Shares of Fifth Third were trading down 4 percent at $13.02 on Friday afternoon.
In a conference call with analysts, Fifth Third Chief Executive Kevin Kabat attributed higher costs in part to seasonal factors such as higher federal unemployment insurance taxes and bonuses to mortgage bankers who have been increasing sales.
"We posted very strong loan growth for the quarter," Kabat said, noting that business, mortgage and auto lending is expected to continue growing this quarter.
Fifth Third said it hopes to use excess capital to expand within its current markets through mergers and acquisitions if prices sought by sellers fall by year-end. "We expect some M&A opportunity in 2012," Kabat said, "but don't expect it to happen in the near term."

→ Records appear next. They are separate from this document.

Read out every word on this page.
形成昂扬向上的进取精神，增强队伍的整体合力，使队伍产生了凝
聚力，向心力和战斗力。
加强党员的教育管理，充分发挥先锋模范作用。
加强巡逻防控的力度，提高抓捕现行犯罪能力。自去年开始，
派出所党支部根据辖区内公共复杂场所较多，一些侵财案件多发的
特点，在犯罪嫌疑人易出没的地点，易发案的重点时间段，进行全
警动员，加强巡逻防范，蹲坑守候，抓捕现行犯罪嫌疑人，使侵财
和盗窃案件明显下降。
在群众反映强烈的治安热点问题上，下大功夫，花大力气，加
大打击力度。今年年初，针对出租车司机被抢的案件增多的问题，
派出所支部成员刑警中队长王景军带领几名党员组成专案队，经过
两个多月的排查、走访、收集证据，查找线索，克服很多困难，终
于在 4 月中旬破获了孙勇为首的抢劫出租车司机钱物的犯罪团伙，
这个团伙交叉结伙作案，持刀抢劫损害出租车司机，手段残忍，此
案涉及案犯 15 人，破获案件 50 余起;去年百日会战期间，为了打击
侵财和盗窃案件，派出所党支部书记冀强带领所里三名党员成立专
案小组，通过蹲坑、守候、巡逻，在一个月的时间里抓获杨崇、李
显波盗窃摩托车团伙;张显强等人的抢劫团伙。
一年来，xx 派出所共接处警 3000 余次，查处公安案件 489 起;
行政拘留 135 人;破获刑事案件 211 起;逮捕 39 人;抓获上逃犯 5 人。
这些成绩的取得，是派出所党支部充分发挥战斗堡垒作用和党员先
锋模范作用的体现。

Like many of their rivals, executives of SunTrust and Fifth Third said they may tweak consumer fees upward to mitigate the effects of low interest rates on loans and investments, and to offset new regulations that cap fees they can collect from merchants on debit card transactions.
"We are earning next to nothing on our deposits, which is a large source of value for a banking company," Fifth Third investor relations head Jeff Richardson said on the conference call.